Es precisamente este tipo de protocolo de sala el que, como profesional del vino, uno echa de menos en muchos lugares que se autodenominan alta cocina. Porque un plato puede estar en el nivel más alto, pero si la sala no acompaña, la experiencia cojea. Y en Caladero, gracias a Inés y su equipo, la experiencia fue redonda.
Y no puedo cerrar esta crónica sin nombrar a Rocío Rodríguez, coordinadora de eventos del Grupo La Isla, que estuvo desde el primer minuto con la mirada puesta en cada detalle. Coordinando cocina, sala, invitados, armonías, tiempos... Un trabajo que a menudo pasa desapercibido, pero que marca la diferencia entre una buena cena y una experiencia memorable. Gracias, Rocío, por esa elegancia discreta, por ese cuidado invisible que lo sostiene todo.
Ayer, en el Caladero de los Sentidos, nadie falló. Ni la cocina, ni el vino, ni la sala, ni la organización. Todo fluyó como una melodía bien afinada. Y lo más bonito es que uno no quería que terminara. Cada minuto sabía a poco. Cada copa pedía otra.
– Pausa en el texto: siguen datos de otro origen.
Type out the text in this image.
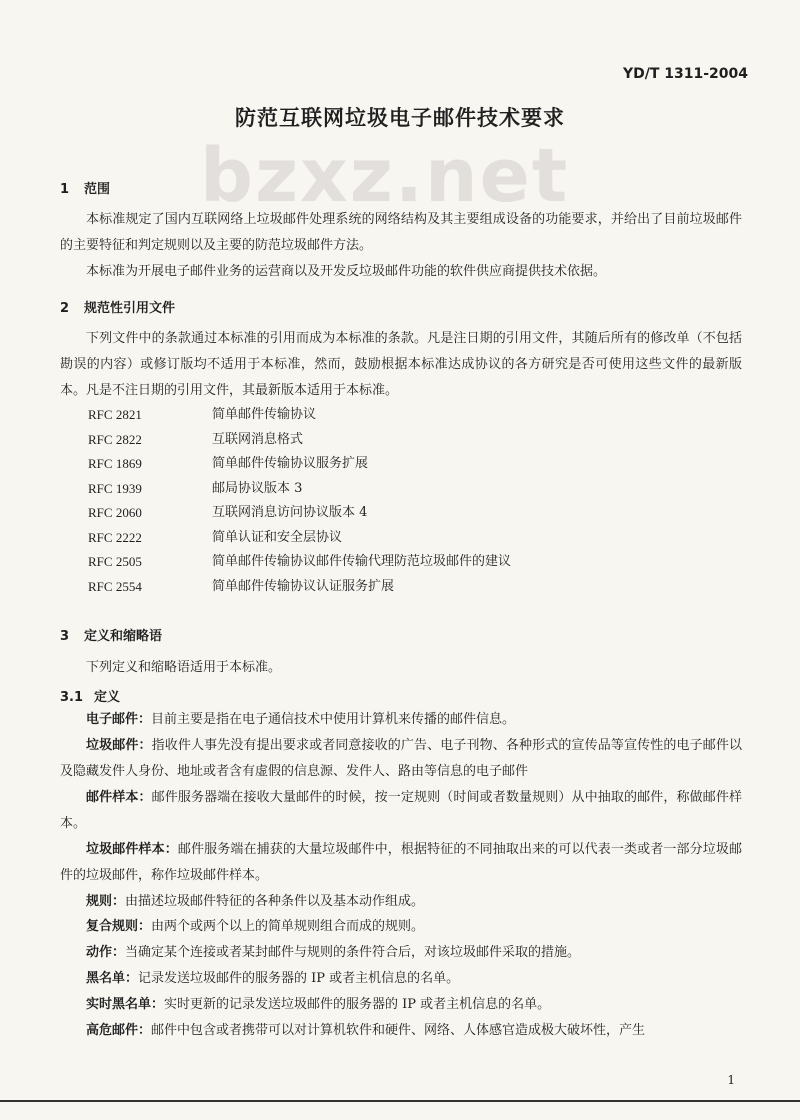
bzxz.net
YD/T 1311-2004
防范互联网垃圾电子邮件技术要求
1 范围
本标准规定了国内互联网络上垃圾邮件处理系统的网络结构及其主要组成设备的功能要求，并给出了目前垃圾邮件的主要特征和判定规则以及主要的防范垃圾邮件方法。
本标准为开展电子邮件业务的运营商以及开发反垃圾邮件功能的软件供应商提供技术依据。
2 规范性引用文件
下列文件中的条款通过本标准的引用而成为本标准的条款。凡是注日期的引用文件，其随后所有的修改单（不包括勘误的内容）或修订版均不适用于本标准，然而，鼓励根据本标准达成协议的各方研究是否可使用这些文件的最新版本。凡是不注日期的引用文件，其最新版本适用于本标准。
RFC 2821	简单邮件传输协议
RFC 2822	互联网消息格式
RFC 1869	简单邮件传输协议服务扩展
RFC 1939	邮局协议版本 3
RFC 2060	互联网消息访问协议版本 4
RFC 2222	简单认证和安全层协议
RFC 2505	简单邮件传输协议邮件传输代理防范垃圾邮件的建议
RFC 2554	简单邮件传输协议认证服务扩展
3 定义和缩略语
下列定义和缩略语适用于本标准。
3.1 定义
电子邮件：目前主要是指在电子通信技术中使用计算机来传播的邮件信息。
垃圾邮件：指收件人事先没有提出要求或者同意接收的广告、电子刊物、各种形式的宣传品等宣传性的电子邮件以及隐藏发件人身份、地址或者含有虚假的信息源、发件人、路由等信息的电子邮件
邮件样本：邮件服务器端在接收大量邮件的时候，按一定规则（时间或者数量规则）从中抽取的邮件，称做邮件样本。
垃圾邮件样本：邮件服务端在捕获的大量垃圾邮件中，根据特征的不同抽取出来的可以代表一类或者一部分垃圾邮件的垃圾邮件，称作垃圾邮件样本。
规则：由描述垃圾邮件特征的各种条件以及基本动作组成。
复合规则：由两个或两个以上的简单规则组合而成的规则。
动作：当确定某个连接或者某封邮件与规则的条件符合后，对该垃圾邮件采取的措施。
黑名单：记录发送垃圾邮件的服务器的 IP 或者主机信息的名单。
实时黑名单：实时更新的记录发送垃圾邮件的服务器的 IP 或者主机信息的名单。
高危邮件：邮件中包含或者携带可以对计算机软件和硬件、网络、人体感官造成极大破坏性，产生
1
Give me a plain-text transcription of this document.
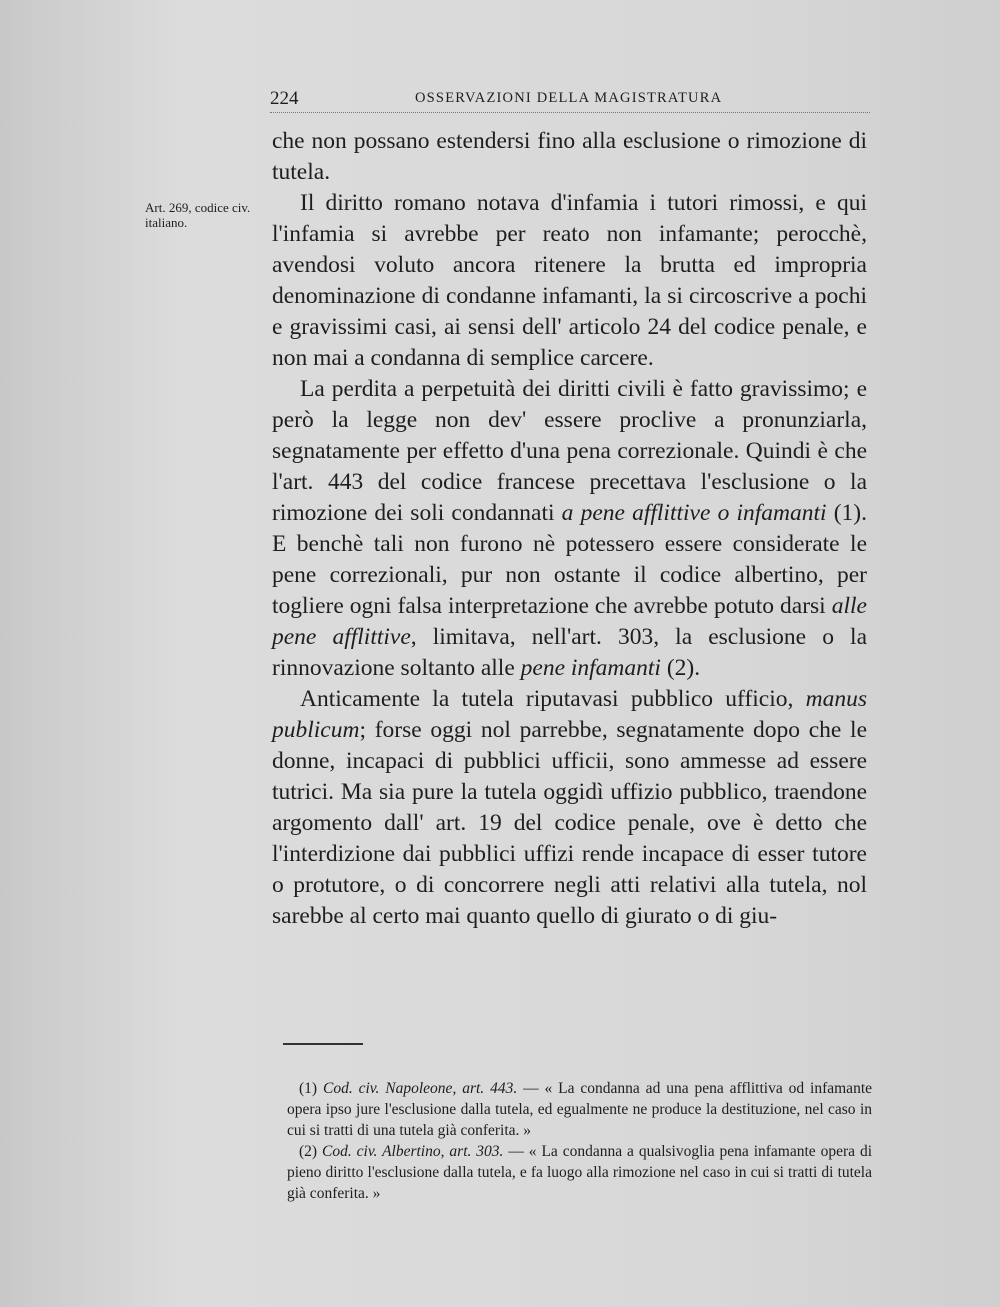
224	OSSERVAZIONI DELLA MAGISTRATURA
Art. 269, codice civ. italiano.

che non possano estendersi fino alla esclusione o rimozione di tutela.

Il diritto romano notava d'infamia i tutori rimossi, e qui l'infamia si avrebbe per reato non infamante; perocchè, avendosi voluto ancora ritenere la brutta ed impropria denominazione di condanne infamanti, la si circoscrive a pochi e gravissimi casi, ai sensi dell' articolo 24 del codice penale, e non mai a condanna di semplice carcere.

La perdita a perpetuità dei diritti civili è fatto gravissimo; e però la legge non dev' essere proclive a pronunziarla, segnatamente per effetto d'una pena correzionale. Quindi è che l'art. 443 del codice francese precettava l'esclusione o la rimozione dei soli condannati a pene afflittive o infamanti (1). E benchè tali non furono nè potessero essere considerate le pene correzionali, pur non ostante il codice albertino, per togliere ogni falsa interpretazione che avrebbe potuto darsi alle pene afflittive, limitava, nell'art. 303, la esclusione o la rinnovazione soltanto alle pene infamanti (2).

Anticamente la tutela riputavasi pubblico ufficio, manus publicum; forse oggi nol parrebbe, segnatamente dopo che le donne, incapaci di pubblici ufficii, sono ammesse ad essere tutrici. Ma sia pure la tutela oggidì uffizio pubblico, traendone argomento dall' art. 19 del codice penale, ove è detto che l'interdizione dai pubblici uffizi rende incapace di esser tutore o protutore, o di concorrere negli atti relativi alla tutela, nol sarebbe al certo mai quanto quello di giurato o di giu-

(1) Cod. civ. Napoleone, art. 443. — « La condanna ad una pena afflittiva od infamante opera ipso jure l'esclusione dalla tutela, ed egualmente ne produce la destituzione, nel caso in cui si tratti di una tutela già conferita. »

(2) Cod. civ. Albertino, art. 303. — « La condanna a qualsivoglia pena infamante opera di pieno diritto l'esclusione dalla tutela, e fa luogo alla rimozione nel caso in cui si tratti di tutela già conferita. »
Cada bocado abría la puerta al siguiente.
Cuando se vive una experiencia igual, uno no quiere que se acabe. Y si se acaba, solo puede pensar en volver. Volver con calma. Volver con alguien a quien quieres. Volver con tu gente. Porque este Caladero no es solo un restaurante: es un puerto seguro donde echar el ancla, detener el tiempo y dejarse llevar por el vino, la cocina... y, sobre todo, por un equipo humano que te abraza con lo que hace.

Y antes de cerrar, permíteme una mención muy especial. Las imágenes que acompañan este artículo llevan la mirada —y el corazón— de un gran amigo y referente andaluz: Pepelu Martínez. Pepelu no es fotógrafo, aunque hace las fotos con su móvil con la misma pasión con la que un artista pinta con la luz. Pepelu es mucho más. Es el gran divulgador gastronómico de Andalucía, el creador del blog Gastronomía y Moda, y uno de esos imprescindibles que siempre están cuando la gastronomía llama.
Lo verás en cada evento importante, siempre atento, siempre elegante, siempre sumando. Y si aún no conoces su trabajo, te invito a seguirlo muy de cerca, porque en breve podremos leer también su crónica personal de esta experiencia en el Caladero a través de su blog, Gastronomía y Moda.
En esta tierra del sur decimos que cuando nació Pepelu, el molde se rompió. Porque de lo grande, de lo bueno y de lo humilde... no se hacen dos. Gracias, amigo, por estar siempre.
Volveremos al Caladero. Lo sé. Porque lo que emociona... queda para siempre.